Telegram, which has more than 100 million monthly active users, enjoys outsize popularity in the Middle East, where U.S. products are often distrusted. According to App Annie, it's the most downloaded communication app on Android devices in Iran, while WhatsApp with its more than 1 billion users comes second. In a way, that's understandable: it wasn't so long ago that Iran tried to ban WhatsApp because of Mark Zuckerberg, calling the chief executive officer of WhatsApp owner Facebook "an American Zionist." To many Iranians, a Russian connection is safer, but that doesn't mean the Iranian government won't go after Telegram as well: Tehran prosecutors have recently filed charges of child pornography and extremist propaganda against Durov. 

To Americans or, for example, to protesters in Hong Kong, the probable compromise of China-based messengers such as WeChat and QQ (the Chinese government being the obvious culprit) is a strong reason not to use them. In 2014, now-impeached South Korean President Park Geun-hye had prosecutors trail the local messenger app, Kakao Talk, for insulting comments about her, inducing a mass migration to Telegram, which promised end-to-end encryption.

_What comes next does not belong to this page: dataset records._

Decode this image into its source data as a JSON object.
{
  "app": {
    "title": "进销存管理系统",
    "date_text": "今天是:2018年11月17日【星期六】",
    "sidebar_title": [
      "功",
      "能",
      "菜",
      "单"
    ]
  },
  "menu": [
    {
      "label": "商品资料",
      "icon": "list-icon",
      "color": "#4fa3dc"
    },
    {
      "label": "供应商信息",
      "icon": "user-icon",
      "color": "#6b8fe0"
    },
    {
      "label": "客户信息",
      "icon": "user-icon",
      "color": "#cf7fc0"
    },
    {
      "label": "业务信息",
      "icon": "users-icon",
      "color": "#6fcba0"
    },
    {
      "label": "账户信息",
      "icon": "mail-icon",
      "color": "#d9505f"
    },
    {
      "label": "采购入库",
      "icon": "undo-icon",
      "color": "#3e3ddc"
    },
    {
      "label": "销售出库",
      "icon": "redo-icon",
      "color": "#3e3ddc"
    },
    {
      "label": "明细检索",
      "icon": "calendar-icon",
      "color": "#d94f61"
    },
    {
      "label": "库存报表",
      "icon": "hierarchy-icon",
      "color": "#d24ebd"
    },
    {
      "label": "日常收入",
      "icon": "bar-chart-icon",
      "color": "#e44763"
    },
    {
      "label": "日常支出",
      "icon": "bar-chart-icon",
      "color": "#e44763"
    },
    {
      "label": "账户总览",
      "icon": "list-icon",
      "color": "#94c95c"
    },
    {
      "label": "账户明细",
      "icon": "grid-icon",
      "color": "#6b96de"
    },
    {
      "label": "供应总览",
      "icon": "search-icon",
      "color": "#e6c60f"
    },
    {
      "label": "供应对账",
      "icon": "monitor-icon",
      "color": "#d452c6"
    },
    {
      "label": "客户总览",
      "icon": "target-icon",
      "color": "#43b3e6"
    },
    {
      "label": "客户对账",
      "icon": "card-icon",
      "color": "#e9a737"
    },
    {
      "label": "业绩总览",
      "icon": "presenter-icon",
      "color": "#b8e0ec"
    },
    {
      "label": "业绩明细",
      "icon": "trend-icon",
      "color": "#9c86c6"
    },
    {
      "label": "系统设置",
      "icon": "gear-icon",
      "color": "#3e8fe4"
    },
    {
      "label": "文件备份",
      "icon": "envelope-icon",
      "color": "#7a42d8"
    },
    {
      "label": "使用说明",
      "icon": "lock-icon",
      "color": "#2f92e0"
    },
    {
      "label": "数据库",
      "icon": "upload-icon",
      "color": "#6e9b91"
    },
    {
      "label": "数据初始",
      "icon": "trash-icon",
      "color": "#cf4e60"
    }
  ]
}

In Russia, the encryption promise without either a U.S. or any noticeable local presence has brought Telegram about 10 million users. The messenger's "channel" capability, which allows a user to broadcast content to subscribers, has attracted anonymous commentators with inside knowledge of Russian politics, as well as talented entertainers; the most popular political and entertainment channels have followers in the tens of thousands, and they are widely quoted and discussed in the media. Channel owners sell ads, something Telegram itself doesn't do, and some entrepreneurs have even sold their channels. This phenomenon probably wouldn't have been possible without a perception of safety and neutrality.

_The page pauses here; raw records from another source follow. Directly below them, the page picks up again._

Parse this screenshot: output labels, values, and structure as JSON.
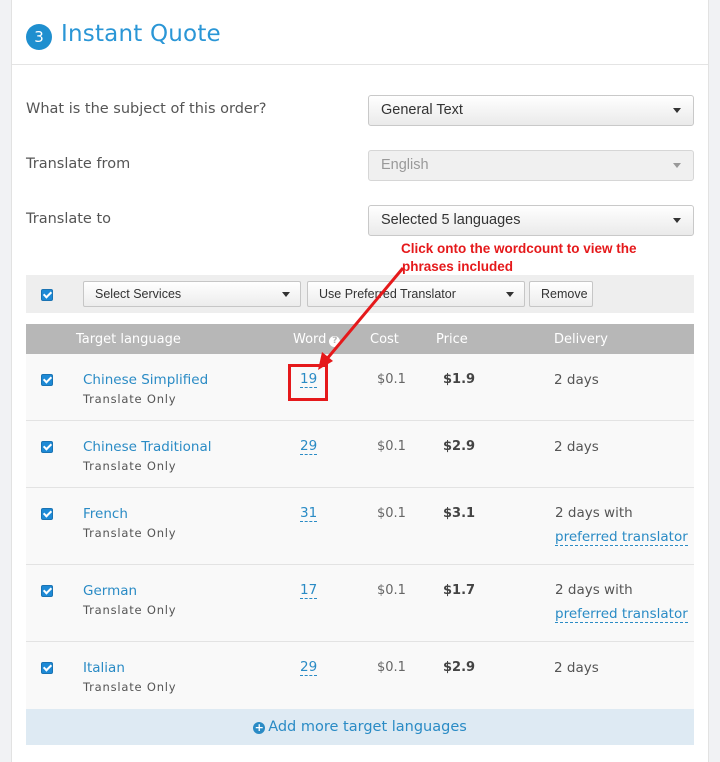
{
  "header": {
    "step": "3",
    "title": "Instant Quote"
  },
  "form": {
    "subject_label": "What is the subject of this order?",
    "subject_value": "General Text",
    "from_label": "Translate from",
    "from_value": "English",
    "to_label": "Translate to",
    "to_value": "Selected 5 languages"
  },
  "toolbar": {
    "select_services": "Select Services",
    "use_preferred": "Use Preferred Translator",
    "remove": "Remove"
  },
  "table": {
    "headers": {
      "target": "Target language",
      "word": "Word",
      "cost": "Cost",
      "price": "Price",
      "delivery": "Delivery"
    },
    "rows": [
      {
        "lang": "Chinese Simplified",
        "service": "Translate Only",
        "words": "19",
        "cost": "$0.1",
        "price": "$1.9",
        "delivery": "2 days"
      },
      {
        "lang": "Chinese Traditional",
        "service": "Translate Only",
        "words": "29",
        "cost": "$0.1",
        "price": "$2.9",
        "delivery": "2 days"
      },
      {
        "lang": "French",
        "service": "Translate Only",
        "words": "31",
        "cost": "$0.1",
        "price": "$3.1",
        "delivery": "2 days with",
        "delivery_link": "preferred translator"
      },
      {
        "lang": "German",
        "service": "Translate Only",
        "words": "17",
        "cost": "$0.1",
        "price": "$1.7",
        "delivery": "2 days with",
        "delivery_link": "preferred translator"
      },
      {
        "lang": "Italian",
        "service": "Translate Only",
        "words": "29",
        "cost": "$0.1",
        "price": "$2.9",
        "delivery": "2 days"
      }
    ]
  },
  "add_more": "Add more target languages",
  "annotation": {
    "line1": "Click onto the wordcount to view the",
    "line2": "phrases included",
    "color": "#e5191b"
  },
  "colors": {
    "accent": "#2a96d6",
    "checkbox": "#1e8ad6",
    "header_bg": "#b7b7b7"
  }
}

People know by now not to put too much of their lives on social networks such as Facebook, Instagram or Twitter. These services are too easy for employers and governments to track; in Russia and other countries with authoritarian regimes, people have been jailed for comments on public social networks. The risks of putting too much on email is obvious to anyone who has followed the U.S. scandals during the 2016 election campaign. Messengers have projected a sense of greater security by claiming they use end-to-end encryption (which doesn't necessarily mean they are much safer) and simply by not putting our interactions out in the open where everyone can read them, the way the social networks do. But the Russian security services' interest in Telegram -- like the WeChat case in China or the U.K. government's persistent attempts to have a backdoor built into WhatsApp -- is a sign that each of these systems is eventually likely to be penetrated. Spy services are persistent, and they have a lot of power to both demand entry and gain entry illegally.

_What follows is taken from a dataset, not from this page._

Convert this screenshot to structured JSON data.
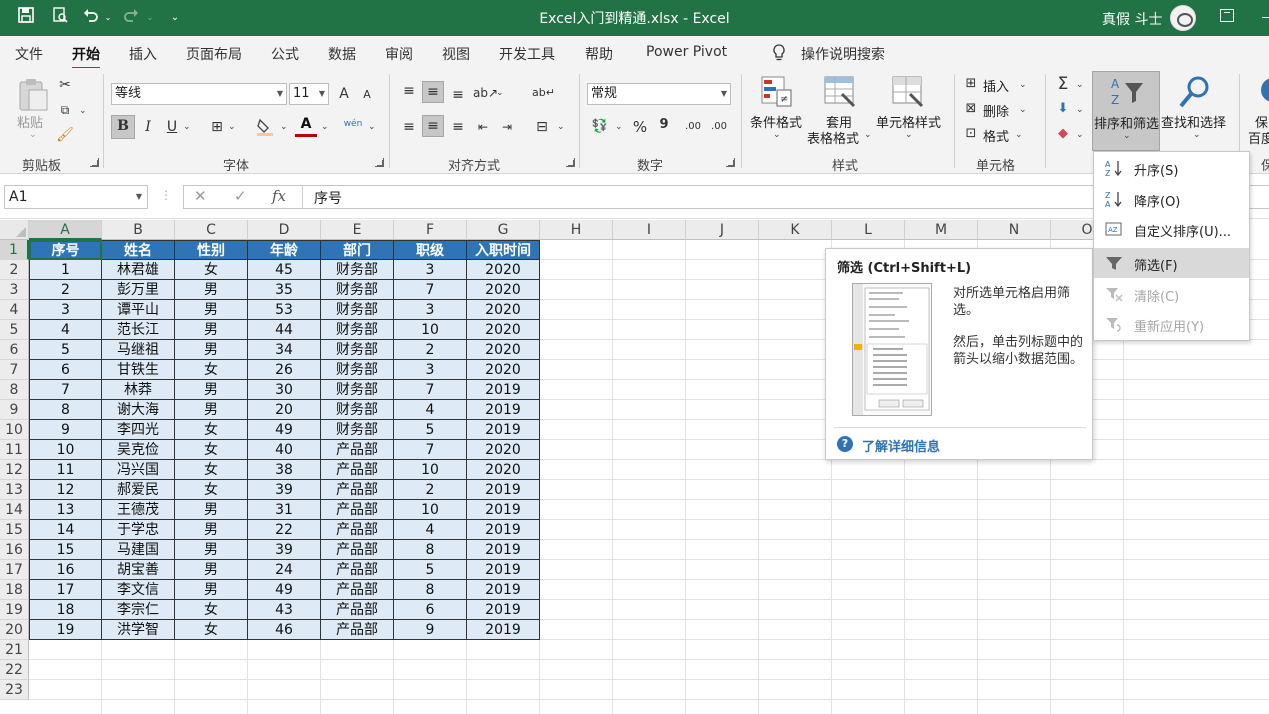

This poses a danger for anyone using messenger apps developed by any corporate entity. These are easy targets for open and covert government pressure anywhere, but especially in authoritarian countries such as Russia. For the highest possible level of privacy and security, an app needs to be open-source and constantly watched over by an engaged, distributed developer community; Signal, the app Snowden recommends, fits that description most closely. For Telegram, the game may well be up soon. 

This column does not necessarily reflect the opinion of the editorial board or Bloomberg LP and its owners.

Leonid Bershidsky is a Bloomberg View columnist. He was the founding editor of the Russian business daily Vedomosti and founded the opinion website Slon.ru.